Edzard mencoba memastikan. “Tapi semua yang ada di sini adalah rumah-rumah mewah di Melvin yang pasti sangat mahal harganya, Ayah.”
“Tak masalah, Nak. Kalian pantas mendapatkannya.”
Gensi dan Edzard seketika berseru kegirangan. Mereka begitu bersemangat, dan berniat membawa brosur-brosur itu pulang untuk memilihnya bersama-sama di rumah.
“Terima kasih, Ayah,” ucap Gensi dengan mata berkaca-kaca. Lalu disusul Edzard yang juga mengucapkan hal yang sama.
Felix tersenyum simpul, dalam hati turut senang melihat kepuasan di kedua mata anak dan menantunya. Sampai tibalah Felix bertanya pada putri dan menantunya yang membuat mereka terbelalak mata lagi.
“Apa kalian ingin memiliki lebih banyak?”
Edzar yang baru saja mulai menyeruput kopinya sampai lupa diri bahwa minuman itu masih panas terasa. Bibir atasnya hampir-hampir melepuh, tertusuk oleh air mendidih. Buru-buru Gensi memberikan suaminya tisu untuk membersihkan kopi yang tercecer di mulut dan kemejanya.
“A – apa Ayah bilang?” Edzard terlihat sangat tertarik menelisik lebih jauh.
“Aku bertanya serius pada kalian,” sambung Felix. “Apa kalian ingin memiliki lebih banyak?”
“Lebih banyak?” teliti Gensi.
“Ya. Villa, hotel, resort, apartemen, supermarket, mobil mewah, apa pun yang kalian inginkan.”
Edzard dan Gensi yang lugu saling melempar pandangan Bingung lagi.
“Te – tentu, Ayah. Tapi bagaimana kami bisa mendapatkannya? Apa maksud Ayah, kami harus bekerja lebih keras dari ini? Melihat omset restoran, tentu membutuhkan waktu yang lebih lama buat Ayah bisa memberikan itu semua pada kami,” jawab Edzard kembali pada Felix. Gensi menambahkan dengan mengangguk-angguk penuh keyakinan.

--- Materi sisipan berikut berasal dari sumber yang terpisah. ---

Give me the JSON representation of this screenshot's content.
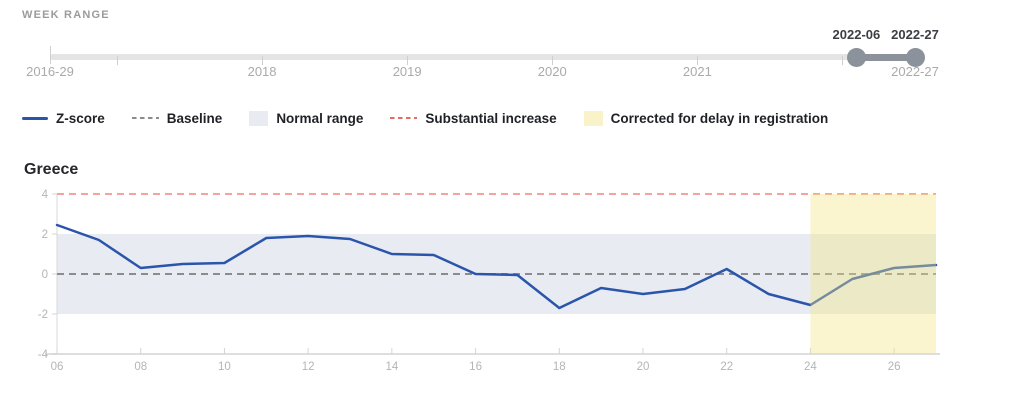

Mendengar jawaban putri dan menantunya Felix pun tersenyum puas. “Kalian memang sangat mirip denganku yang dulu,” ujarnya penuh bangga. “Yang ada dalam pikiran kalian hanya bagaimana bekerja keras dan bekerja keras. Sampai-sampai kalian tak melihat bahwa ada jalan pintas yang tersedia.”
“Maksud Ayah?” Gensi masih jauh dari mengerti. “Jalan pintas apa yang Ayah maksud?”
Tatapan Felix terlihat sangat penuh keyakinan. Kepercayaan dirinya yang besar pun memancar kuat di sana.
“Ayo, Nak! Ikutlah dengan Ayah untuk melewati jalan pintas itu. Bergabunglah dengan keluarga Jorell dan berjanji setia kepada Raja Grazian.”